Sunday, August 15, 2010

Roses

There's a bus stop down the street and around the corner. It's in front of the kidney center, which is surrounded by a moat of raw sewage. I wait there about once a week for the bus to the main bus stand, holding my breath and hoping to see the number five speed into view.
Last week when I stepped out onto the main street, I saw confetti in the road. There's no sidewalk, just a paved road for the cars and a smelly, dusty shoulder for anyone unfortunate enough to be walking. And that day, the road was covered with bright pinky-red and white confetti. No, the red was rose petals. I peered down at my feet as I trotted along. The white bits were long and thin, and for a moment I thought they might be jasmine petals. But they were puffed rice. I looked up. The street was still covered with rose petals and puffed rice, and a few whole roses lay in the road as well. I pictured a wedding car strewing flowers and rice as it passed. It didn't seem likely, though. Weddings are so common, and I've never seen such a thing before.
I remembered seeing a funeral procession long ago, my first year in India. The man pushing the wheeled bier kept reaching up to the garlands that hung just above his forehead to pull off a few petals and drop them along his path. But those were marigolds. Today's carpet of flowers was not for a funeral.

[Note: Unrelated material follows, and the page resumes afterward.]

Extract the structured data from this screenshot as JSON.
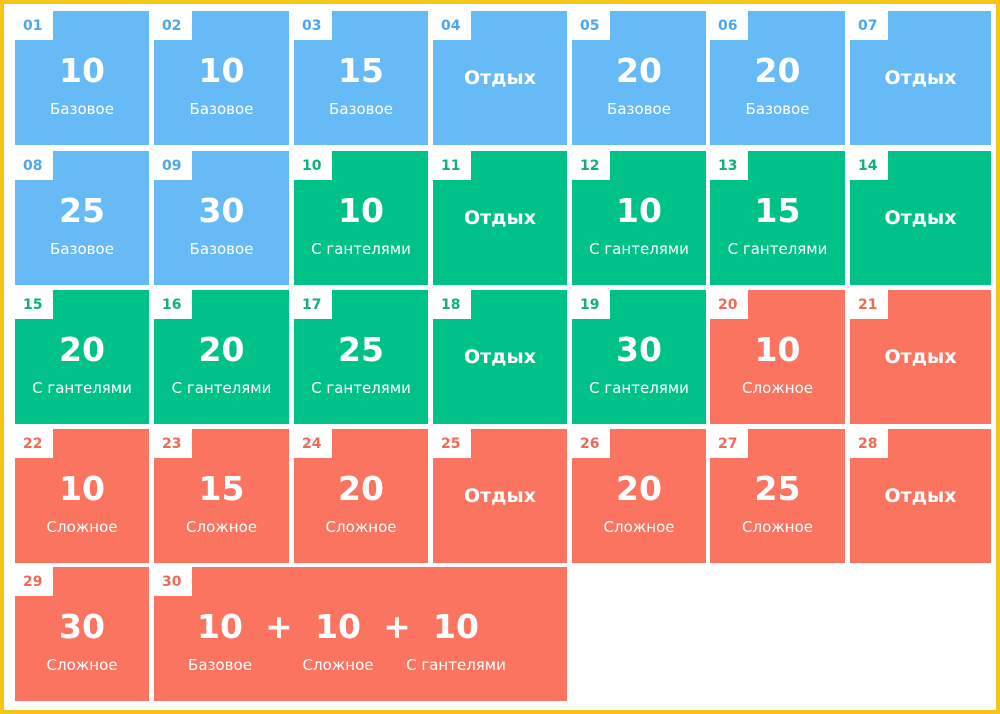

As I turned the corner, I smelled roses over the ordinary myriad of odors. Perhaps they had poured out rose water as well. How else could the fragrance of roses compete with reek of an open drain? But the road was strewn with petals far as the eye could see. I remembered the Ganesh temple down the way just out of sight, and imagined an open cart with a silver statue of the god inside. Perhaps it had moved slowly up the street as priests and devotees showered the god with roses and rice.
Who knew? Probably everyone else in town, but not I. I was just grateful as I waited for the bus and smelled the flowers.